Viene a cuento una nota con el encabezado “Indisciplina social en Cuba”, del 9 de setiembre de este año, en el Sitio www.terredamerica.com/, News & Analisi dall’America Latina de Alver Metalli, periodista y escritor, por mucho tiempo corresponsal en América Latina, residente actualmente en Buenos Aires. Dice textualmente: “Castro, Raúl mucho más que Fidel, lanzó la alarma desde la tribuna del Aula magna de la Universidad de La Habana desde hace tiempo, ante un público de estudiantes y profesores, pero para que el mensaje llegara al partido comunista y a sus cuadros, incapaces de frenar o de dar una respuesta al malestar que se esconde tras la debilitación del civismo y la consecuente "victoria" de la vulgaridad, de la marginalidad, … “. Hace una larga lista de desórdenes, como “las construcciones ilegales, la ocupación no autorizada de casas, el comercio ilícito de bienes y servicios, el no respetar los horarios de trabajo, el robo y la matanza de ganado, la captura de especies marinas en peligro de extinción, el recorte de los recursos forestales, incluido en esto el magnífico jardín botánico de La Habana, la acumulación de productos y la venta a precios más elevados de los mismos", hasta "conductas propias de la marginalidad, como gritar por las calles, el uso indiscriminado de palabras obscenas, tirar basura por las calles, hacer las propias necesidades fisiológicas en los parques, ensuciar las paredes de edificios públicos…".
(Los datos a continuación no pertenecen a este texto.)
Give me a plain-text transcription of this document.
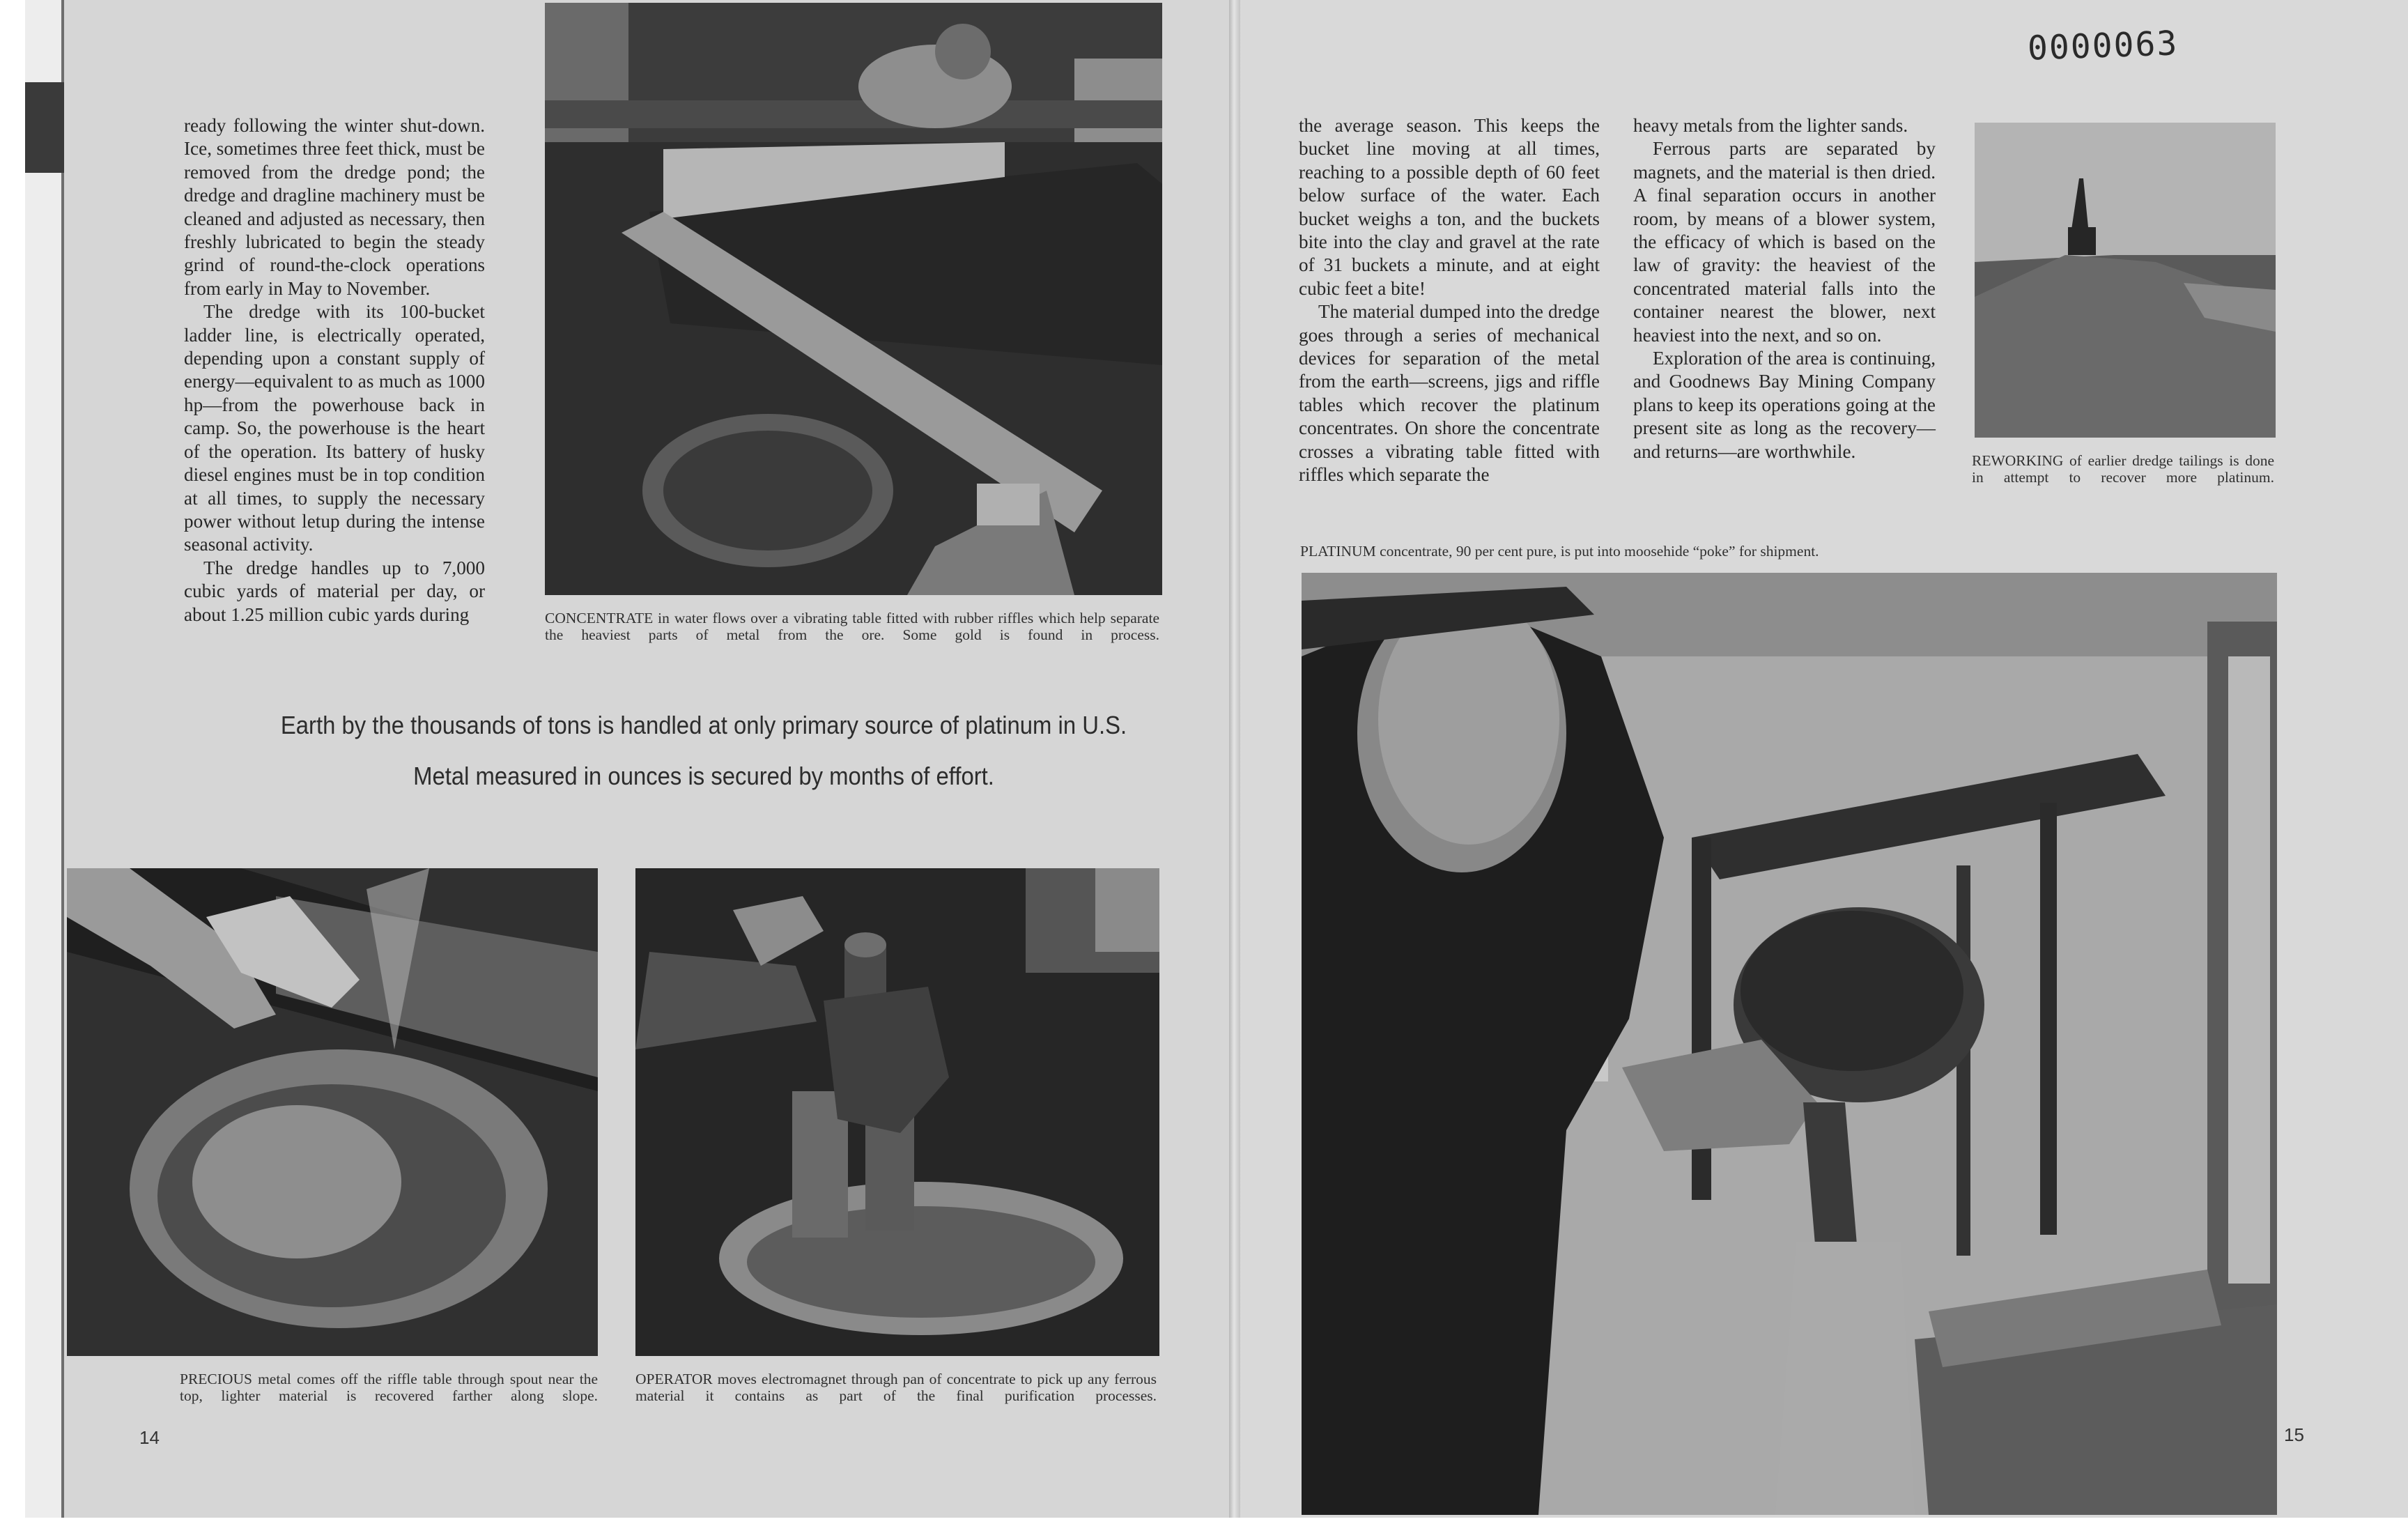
0000063

ready following the winter shut-down. Ice, sometimes three feet thick, must be removed from the dredge pond; the dredge and dragline machinery must be cleaned and adjusted as necessary, then freshly lubricated to begin the steady grind of round-the-clock operations from early in May to November.

The dredge with its 100-bucket ladder line, is electrically operated, depending upon a constant supply of energy—equivalent to as much as 1000 hp—from the powerhouse back in camp. So, the powerhouse is the heart of the operation. Its battery of husky diesel engines must be in top condition at all times, to supply the necessary power without letup during the intense seasonal activity.

The dredge handles up to 7,000 cubic yards of material per day, or about 1.25 million cubic yards during	CONCENTRATE in water flows over a vibrating table fitted with rubber riffles which help separate the heaviest parts of metal from the ore. Some gold is found in process.
Earth by the thousands of tons is handled at only primary source of platinum in U.S.
Metal measured in ounces is secured by months of effort.
PRECIOUS metal comes off the riffle table through spout near the top, lighter material is recovered farther along slope.
OPERATOR moves electromagnet through pan of concentrate to pick up any ferrous material it contains as part of the final purification processes.
14

the average season. This keeps the bucket line moving at all times, reaching to a possible depth of 60 feet below surface of the water. Each bucket weighs a ton, and the buckets bite into the clay and gravel at the rate of 31 buckets a minute, and at eight cubic feet a bite!

The material dumped into the dredge goes through a series of mechanical devices for separation of the metal from the earth—screens, jigs and riffle tables which recover the platinum concentrates. On shore the concentrate crosses a vibrating table fitted with riffles which separate the

heavy metals from the lighter sands.

Ferrous parts are separated by magnets, and the material is then dried. A final separation occurs in another room, by means of a blower system, the efficacy of which is based on the law of gravity: the heaviest of the concentrated material falls into the container nearest the blower, next heaviest into the next, and so on.

Exploration of the area is continuing, and Goodnews Bay Mining Company plans to keep its operations going at the present site as long as the recovery—and returns—are worthwhile.	REWORKING of earlier dredge tailings is done in attempt to recover more platinum.
PLATINUM concentrate, 90 per cent pure, is put into moosehide “poke” for shipment.
15
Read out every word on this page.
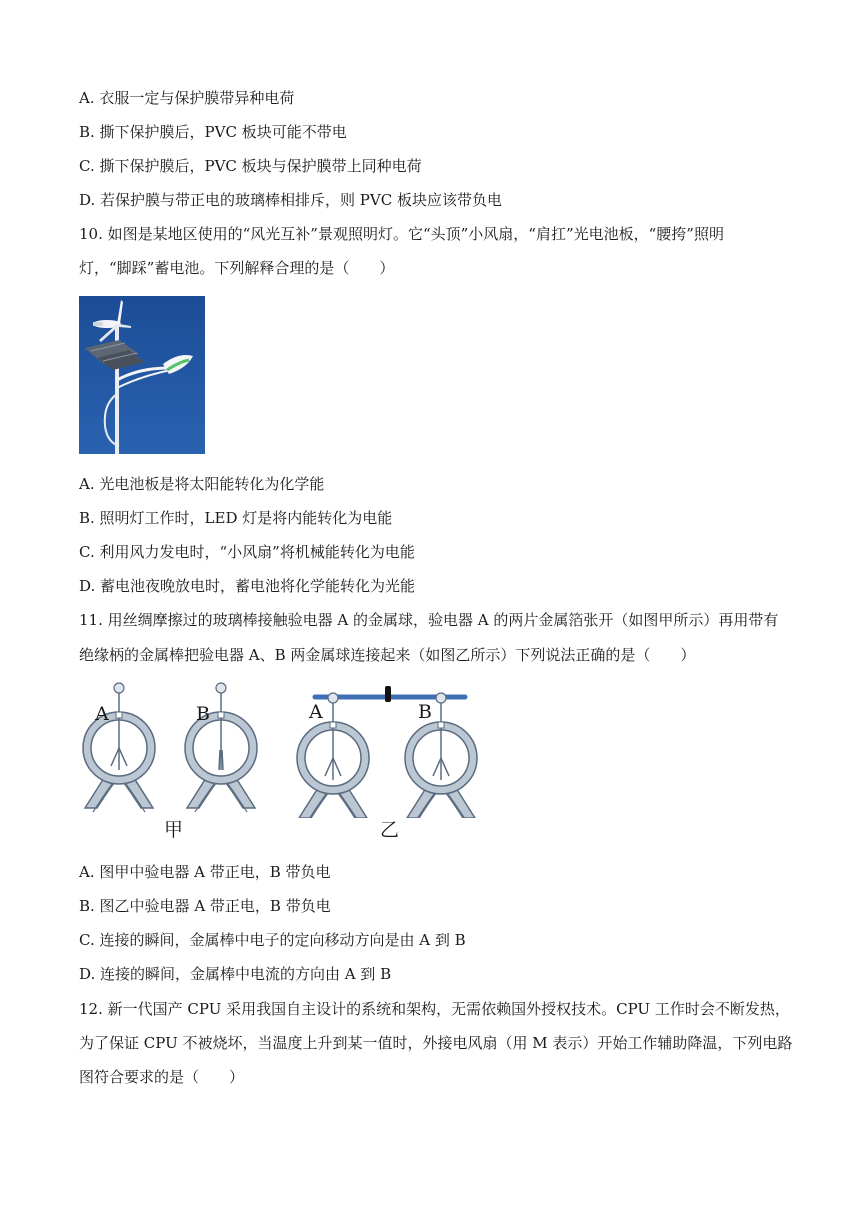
A. 衣服一定与保护膜带异种电荷
B. 撕下保护膜后，PVC 板块可能不带电
C. 撕下保护膜后，PVC 板块与保护膜带上同种电荷
D. 若保护膜与带正电的玻璃棒相排斥，则 PVC 板块应该带负电
10. 如图是某地区使用的“风光互补”景观照明灯。它“头顶”小风扇，“肩扛”光电池板，“腰挎”照明
灯，“脚踩”蓄电池。下列解释合理的是（　　）
A. 光电池板是将太阳能转化为化学能
B. 照明灯工作时，LED 灯是将内能转化为电能
C. 利用风力发电时，“小风扇”将机械能转化为电能
D. 蓄电池夜晚放电时，蓄电池将化学能转化为光能
11. 用丝绸摩擦过的玻璃棒接触验电器 A 的金属球，验电器 A 的两片金属箔张开（如图甲所示）再用带有
绝缘柄的金属棒把验电器 A、B 两金属球连接起来（如图乙所示）下列说法正确的是（　　）
A	B	A	B
甲	乙
A. 图甲中验电器 A 带正电，B 带负电
B. 图乙中验电器 A 带正电，B 带负电
C. 连接的瞬间，金属棒中电子的定向移动方向是由 A 到 B
D. 连接的瞬间，金属棒中电流的方向由 A 到 B
12. 新一代国产 CPU 采用我国自主设计的系统和架构，无需依赖国外授权技术。CPU 工作时会不断发热，
为了保证 CPU 不被烧坏，当温度上升到某一值时，外接电风扇（用 M 表示）开始工作辅助降温，下列电路
图符合要求的是（　　）
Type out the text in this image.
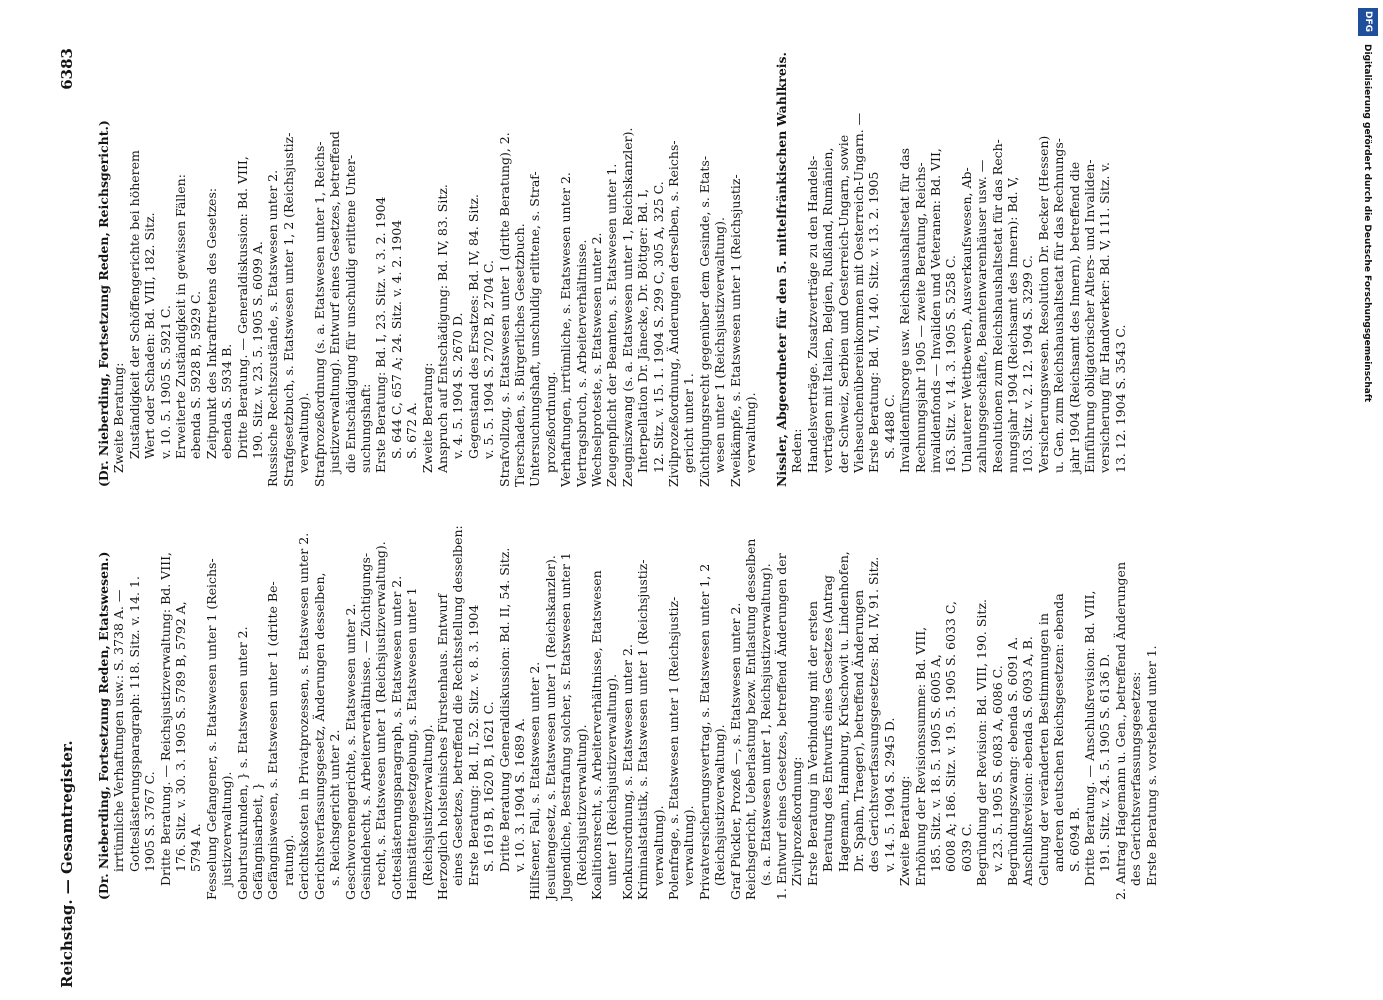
Reichstag. — Gesamtregister.
6383
(Dr. Nieberding, Fortsetzung Reden, Etatswesen.) irrtümliche Verhaftungen usw.: S. 3738 A. — Gotteslästerungsparagraph: 118. Sitz. v. 14. 1. 1905 S. 3767 C. Dritte Beratung. — Reichsjustizverwaltung: Bd. VIII, 176. Sitz. v. 30. 3. 1905 S. 5789 B, 5792 A, 5794 A. Fesselung Gefangener, s. Etatswesen unter 1 (Reichs- justizverwaltung). Geburtsurkunden, } s. Etatswesen unter 2. Gefängnisarbeit, } Gefängniswesen, s. Etatswesen unter 1 (dritte Be- ratung). Gerichtskosten in Privatprozessen, s. Etatswesen unter 2. Gerichtsverfassungsgesetz, Änderungen desselben, s. Reichsgericht unter 2. Geschworenengerichte, s. Etatswesen unter 2. Gesindehecht, s. Arbeiterverhältnisse. — Züchtigungs- recht, s. Etatswesen unter 1 (Reichsjustizverwaltung). Gotteslästerungsparagraph, s. Etatswesen unter 2. Heimstättengesetzgebung, s. Etatswesen unter 1 (Reichsjustizverwaltung). Herzoglich holsteinisches Fürstenhaus. Entwurf eines Gesetzes, betreffend die Rechtsstellung desselben: Erste Beratung: Bd. II, 52. Sitz. v. 8. 3. 1904 S. 1619 B, 1620 B, 1621 C. Dritte Beratung Generaldiskussion: Bd. II, 54. Sitz. v. 10. 3. 1904 S. 1689 A. Hilfsener, Fall, s. Etatswesen unter 2. Jesuitengesetz, s. Etatswesen unter 1 (Reichskanzler). Jugendliche, Bestrafung solcher, s. Etatswesen unter 1 (Reichsjustizverwaltung). Koalitionsrecht, s. Arbeiterverhältnisse, Etatswesen unter 1 (Reichsjustizverwaltung). Konkursordnung, s. Etatswesen unter 2. Kriminalstatistik, s. Etatswesen unter 1 (Reichsjustiz- verwaltung). Polenfrage, s. Etatswesen unter 1 (Reichsjustiz- verwaltung). Privatversicherungsvertrag, s. Etatswesen unter 1, 2 (Reichsjustizverwaltung). Graf Pückler, Prozeß —, s. Etatswesen unter 2. Reichsgericht, Ueberlastung bezw. Entlastung desselben (s. a. Etatswesen unter 1, Reichsjustizverwaltung). 1. Entwurf eines Gesetzes, betreffend Änderungen der Zivilprozeßordnung: Erste Beratung in Verbindung mit der ersten Beratung des Entwurfs eines Gesetzes (Antrag Hagemann, Hamburg, Krüschowit u. Lindenhofen, Dr. Spahn, Traeger), betreffend Änderungen des Gerichtsverfassungsgesetzes: Bd. IV, 91. Sitz. v. 14. 5. 1904 S. 2945 D. Zweite Beratung: Erhöhung der Revisionssumme: Bd. VIII, 185. Sitz. v. 18. 5. 1905 S. 6005 A, 6008 A; 186. Sitz. v. 19. 5. 1905 S. 6033 C, 6039 C. Begründung der Revision: Bd. VIII, 190. Sitz. v. 23. 5. 1905 S. 6083 A, 6086 C. Begründungszwang: ebenda S. 6091 A. Anschlußrevision: ebenda S. 6093 A, B. Geltung der veränderten Bestimmungen in anderen deutschen Reichsgesetzen: ebenda S. 6094 B. Dritte Beratung. — Anschlußrevision: Bd. VIII, 191. Sitz. v. 24. 5. 1905 S. 6136 D. 2. Antrag Hagemann u. Gen., betreffend Änderungen des Gerichtsverfassungsgesetzes: Erste Beratung s. vorstehend unter 1.
(Dr. Nieberding, Fortsetzung Reden, Reichsgericht.) Zweite Beratung: Zuständigkeit der Schöffengerichte bei höherem Wert oder Schaden: Bd. VIII, 182. Sitz. v. 10. 5. 1905 S. 5921 C. Erweiterte Zuständigkeit in gewissen Fällen: ebenda S. 5928 B, 5929 C. Zeitpunkt des Inkrafttretens des Gesetzes: ebenda S. 5934 B. Dritte Beratung. — Generaldiskussion: Bd. VIII, 190. Sitz. v. 23. 5. 1905 S. 6099 A. Russische Rechtszustände, s. Etatswesen unter 2. Strafgesetzbuch, s. Etatswesen unter 1, 2 (Reichsjustiz- verwaltung). Strafprozeßordnung (s. a. Etatswesen unter 1, Reichs- justizverwaltung). Entwurf eines Gesetzes, betreffend die Entschädigung für unschuldig erlittene Unter- suchungshaft: Erste Beratung: Bd. I, 23. Sitz. v. 3. 2. 1904 S. 644 C, 657 A; 24. Sitz. v. 4. 2. 1904 S. 672 A. Zweite Beratung: Anspruch auf Entschädigung: Bd. IV, 83. Sitz. v. 4. 5. 1904 S. 2670 D. Gegenstand des Ersatzes: Bd. IV, 84. Sitz. v. 5. 5. 1904 S. 2702 B, 2704 C. Strafvollzug, s. Etatswesen unter 1 (dritte Beratung), 2. Tierschaden, s. Bürgerliches Gesetzbuch. Untersuchungshaft, unschuldig erlittene, s. Straf- prozeßordnung. Verhaftungen, irrtümliche, s. Etatswesen unter 2. Vertragsbruch, s. Arbeiterverhältnisse. Wechselproteste, s. Etatswesen unter 2. Zeugenpflicht der Beamten, s. Etatswesen unter 1. Zeugniszwang (s. a. Etatswesen unter 1, Reichskanzler). Interpellation Dr. Jänecke, Dr. Böttger: Bd. I, 12. Sitz. v. 15. 1. 1904 S. 299 C, 305 A, 325 C. Zivilprozeßordnung, Änderungen derselben, s. Reichs- gericht unter 1. Züchtigungsrecht gegenüber dem Gesinde, s. Etats- wesen unter 1 (Reichsjustizverwaltung). Zweikämpfe, s. Etatswesen unter 1 (Reichsjustiz- verwaltung).
Nissler, Abgeordneter für den 5. mittelfränkischen Wahlkreis. Reden: Handelsverträge. Zusatzverträge zu den Handels- verträgen mit Italien, Belgien, Rußland, Rumänien, der Schweiz, Serbien und Oesterreich-Ungarn, sowie Viehseuchenübereinkommen mit Oesterreich-Ungarn. — Erste Beratung: Bd. VI, 140. Sitz. v. 13. 2. 1905 S. 4488 C. Invalidenfürsorge usw. Reichshaushaltsetat für das Rechnungsjahr 1905 — zweite Beratung, Reichs- invalidenfonds — Invaliden und Veteranen: Bd. VII, 163. Sitz. v. 14. 3. 1905 S. 5258 C. Unlauterer Wettbewerb, Ausverkaufswesen, Ab- zahlungsgeschäfte, Beamtenwarenhäuser usw. — Resolutionen zum Reichshaushaltsetat für das Rech- nungsjahr 1904 (Reichsamt des Innern): Bd. V, 103. Sitz. v. 2. 12. 1904 S. 3299 C. Versicherungswesen. Resolution Dr. Becker (Hessen) u. Gen. zum Reichshaushaltsetat für das Rechnungs- jahr 1904 (Reichsamt des Innern), betreffend die Einführung obligatorischer Alters- und Invaliden- versicherung für Handwerker: Bd. V, 111. Sitz. v. 13. 12. 1904 S. 3543 C.
DFG
Digitalisierung gefördert durch die Deutsche Forschungsgemeinschaft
¿Y cuál es la solución según Raúl Castro? Comenta Metalli “justamente aquí, al final de una interminable lista de ‘pecados’, surgió una palabra vetusta (virtud) en los labios del líder comunista que después inundó las páginas de las revistas teóricas del partido, como ‘Catauro’, ‘Temas’, ‘Bohemia’… Virtud, es decir ‘decoro’, ‘amor por la verdad’, ‘sinceridad’, ‘civismo y sentido del otro’. La virtud, tan imprescindible para José Martí, pero sobre todo virtud humana y cristiana.” En un posterior debate público en el centro cultural Félix Varela “un comunista como el profesor Jesús Guanche lanzó desde esa tribuna su llamado a los católicos y a la Iglesia a unir sus fuerzas para dar un alma a la revolución y salvarla. Porque, como estaba escrito en un cartel a sus espaldas, "No hay Patria sin virtud, ni virtud con impiedad".

Se retoma la palabra “virtud”. Ya en 1955 el filósofo Max Scheler tiene un artículo con el título “Para la rehabilitación de la virtud”. “Virtus”, para los latinos, significa “la firmeza con que el hombre noble se sitúa en el Estado y en la vida”. “Firmeza” e “índole noble”, esta última característica expresada en el término griego “areté”.

La virtud no es, por lo tanto, mojigatería. Es, por el contrario, algo vivo, auténtico y hermoso. La virtud quiere decir, según Guardini, que “en cada ocasión, las motivaciones, las fuerzas, el actuar y el ser del hombre quedan reunidos por un valor moral determinante, por -diríamos- una dominante ética, formando un conjunto característico”. José Luis Aranguren hablaría de “talante”.

Mucha tela por cortar queda todavía, pero lo dicho es suficiente para señalar la dirección. La solución al problema de la toxicodependencia viene, en último análisis, de lo dicho por el Papa Francisco: nadie subirá por ti. Pero ¿quién es capaz de tender una mano?

Sin desconocer el rol del Estado y de las demás instituciones u organizaciones intermedias, son sin duda la familia y la escuela las instituciones más encausadas.